Zwar wird in „Casino“ nicht klar, wie viel Zeit Bond im Sanatorium verbringt, um wieder auf die Beine zu kommen. Und es lässt sich auch nicht abschätzen, wie lang er schon mit Vesper unterwegs war, bevor die beiden nach Venedig kommen. Doch es gibt Hinweise darauf, dass diese Zeit nicht allzu lang war. „M won't miss me for a couple of days“, sagt Bond, nachdem er die Klinik verlassen hat und mit Vesper an einem einsamen Strand liegt. Und weiter: "She'll be too busy sweating Mathis.“ Mathis wird also noch verhört. In Venedig angekommen, fragt Vesper Bond, bevor sie zur Bank geht, wie viel Geld die beiden brauchen werden, um sich wie geplant einen Monat lang durch die Weltgeschichte treiben zu lassen – ein Indiz dafür, dass die Zeit des Treibenlassens noch nicht wirklich begonnen hat. Und auch nach dem Finale in Venedig ist Mathis noch im Gewahrsam des MI6. „Keep sweating Mathis“, sagt Bond zu M, als sie über den Tod von Vesper sprechen. Dann stellt M noch fest, dass die Spur zu den Hintermännern kalt sei. Und Bond entdeckt in Verspers Handy die Telefonnummer von Mr. White, die die Spur wieder heiß macht.

Nun kommt der Zeitsprung: Bond macht sich daran, den mysteriösen Mr.

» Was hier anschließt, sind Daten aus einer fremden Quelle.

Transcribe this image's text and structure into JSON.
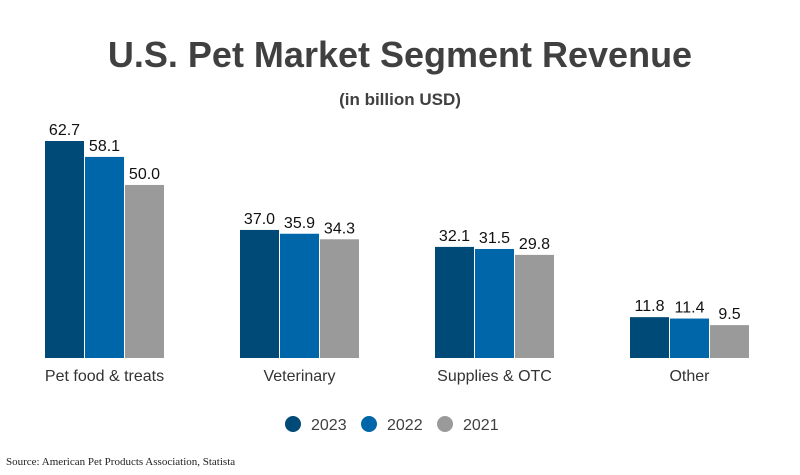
{
  "chart_data": {
    "type": "bar",
    "title": "U.S. Pet Market Segment Revenue",
    "subtitle": "(in billion USD)",
    "categories": [
      "Pet food & treats",
      "Veterinary",
      "Supplies & OTC",
      "Other"
    ],
    "series": [
      {
        "name": "2023",
        "color": "#004a77",
        "values": [
          62.7,
          37.0,
          32.1,
          11.8
        ]
      },
      {
        "name": "2022",
        "color": "#0066aa",
        "values": [
          58.1,
          35.9,
          31.5,
          11.4
        ]
      },
      {
        "name": "2021",
        "color": "#9a9a9a",
        "values": [
          50.0,
          34.3,
          29.8,
          9.5
        ]
      }
    ],
    "xlabel": "",
    "ylabel": "",
    "ylim": [
      0,
      62.7
    ],
    "grid": false,
    "legend": "bottom",
    "source": "Source: American Pet Products Association, Statista"
  }
}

White aufzuspüren. Was sich offenbar durchaus schwierig gestaltet. Denn immerhin wird, während Bond nach White sucht, Mathis für unschuldig erklärt und entschädigt und Leiter zum zweiten Mann der CIA in Südamerika befördert. Allein, was Bond in dieser Zeit genau treibt und wie groß die Zeitspanne ist, bleibt ein Geheimnis. Denn in „Casino“ geht es direkt mit der letzten Sequenz weiter, an die „Quantum“  dann nahezu nahtlos anschließt.